Wales politics

Plaid Cymru's Nerys Evans wants new strategy for Welsh independence

Nerys Evans
Image caption Plaid Cymru's policy director Nerys Evans says voters knew very little about independence

Plaid Cymru needs a new strategy to explain its vision of Welsh independence, according to the party's policy director.

Former AM Nerys Evans said Plaid had "played the game" as part of last year's referendum on boosting the Welsh assembly's power.

"Now it's time for a new game and a new strategy under a new leader," she told the Plaid conference.

Ms Evans was an AM between 2007 and 2011.

Plaid committed to achieving independence for Wales last year and new leader Leanne Wood ran under a slogan of "real independence".

'Wake up'

In a speech to delegates, Ms Evans acknowledged that Welsh independence was not popular with voters.

It consistently gets support of about 10% in opinion polls. In a BBC Wales this month, it was backed by 7%, rising to 12% if Scotland leaves the UK.

But she suggested the low levels of support were due to Plaid's failure to explain the concept.

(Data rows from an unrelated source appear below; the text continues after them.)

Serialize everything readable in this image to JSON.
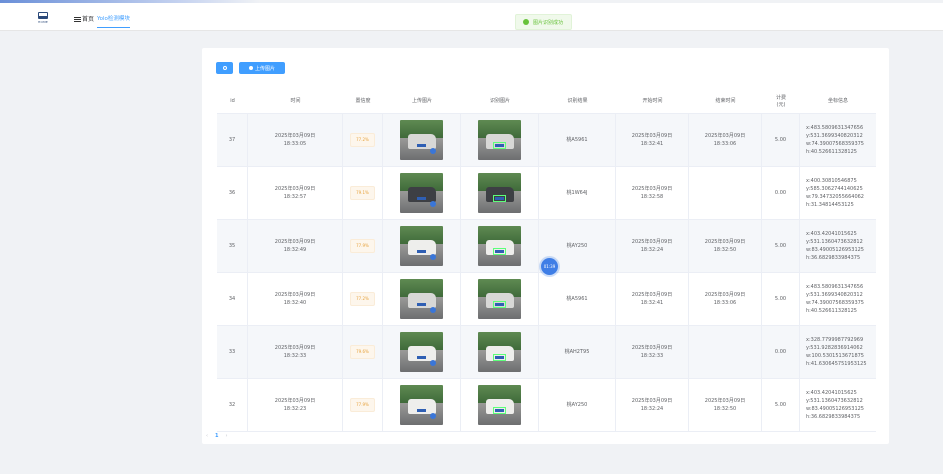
{
  "brand": {
    "logo_text": "HOME"
  },
  "nav": {
    "home_tab": "首页",
    "module_tab": "Yolo检测模块"
  },
  "toast": {
    "message": "图片识别成功"
  },
  "toolbar": {
    "search_label": "",
    "upload_label": "上传图片"
  },
  "table": {
    "headers": [
      "id",
      "时间",
      "置信度",
      "上传图片",
      "识别图片",
      "识别结果",
      "开始时间",
      "结束时间",
      "计费\n(元)",
      "坐标信息"
    ],
    "rows": [
      {
        "id": "37",
        "time": "2025年03月09日\n18:33:05",
        "confidence": "77.2%",
        "result": "桃A5961",
        "start": "2025年03月09日\n18:32:41",
        "end": "2025年03月09日\n18:33:06",
        "fee": "5.00",
        "coords": "x:483.5809631347656\ny:531.3699340820312\nw:74.39007568359375\nh:40.526611328125"
      },
      {
        "id": "36",
        "time": "2025年03月09日\n18:32:57",
        "confidence": "79.1%",
        "result": "桃1W64J",
        "start": "2025年03月09日\n18:32:58",
        "end": "",
        "fee": "0.00",
        "coords": "x:400.30810546875\ny:585.3062744140625\nw:79.34732055664062\nh:31.34814453125"
      },
      {
        "id": "35",
        "time": "2025年03月09日\n18:32:49",
        "confidence": "77.9%",
        "result": "桃AY250",
        "start": "2025年03月09日\n18:32:24",
        "end": "2025年03月09日\n18:32:50",
        "fee": "5.00",
        "coords": "x:403.42041015625\ny:531.1360473632812\nw:83.49005126953125\nh:36.6829833984375"
      },
      {
        "id": "34",
        "time": "2025年03月09日\n18:32:40",
        "confidence": "77.2%",
        "result": "桃A5961",
        "start": "2025年03月09日\n18:32:41",
        "end": "2025年03月09日\n18:33:06",
        "fee": "5.00",
        "coords": "x:483.5809631347656\ny:531.3699340820312\nw:74.39007568359375\nh:40.526611328125"
      },
      {
        "id": "33",
        "time": "2025年03月09日\n18:32:33",
        "confidence": "79.6%",
        "result": "桃AH2T95",
        "start": "2025年03月09日\n18:32:33",
        "end": "",
        "fee": "0.00",
        "coords": "x:328.7799987792969\ny:531.9282836914062\nw:100.5301513671875\nh:41.630645751953125"
      },
      {
        "id": "32",
        "time": "2025年03月09日\n18:32:23",
        "confidence": "77.9%",
        "result": "桃AY250",
        "start": "2025年03月09日\n18:32:24",
        "end": "2025年03月09日\n18:32:50",
        "fee": "5.00",
        "coords": "x:403.42041015625\ny:531.1360473632812\nw:83.49005126953125\nh:36.6829833984375"
      }
    ]
  },
  "overlay": {
    "cursor_label": "01:39"
  },
  "pagination": {
    "prev": "‹",
    "current": "1",
    "next": "›"
  },
  "colors": {
    "primary": "#409eff",
    "success": "#67c23a",
    "warning": "#e6a23c"
  },
  "icons": [
    "home-logo-icon",
    "menu-icon",
    "check-circle-icon",
    "search-icon",
    "upload-icon"
  ]
}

"We can't really expect them to be fully signed up and be supporters of something they know very little about," she said.

"People need to know what freedom might mean and what it would look like. We have never properly explained that."

She added: "Nobody has explained to our fellow countrymen and fellow countrywomen what life could look like. We have not done that work."

With voters in Scotland being offered a referendum on leaving the UK, she said Plaid "must be part of the debate".

She accused supporters of the Union of lacking a coherent argument against Scottish independence.

"People are slowly waking up to the fact that we could be in the last two years of the existence of the United Kingdom," she said.

Also on Friday, Welsh Secretary Cheryl Gillan warned Conservatives not to "underestimate" the SNP ahead of the referendum on Scottish independence.

Speaking at the Scottish Tory conference in Troon, Mrs Gillan said: "It's not independence that's right for Scotland or for Wales. It's the inter-dependence of the four nations."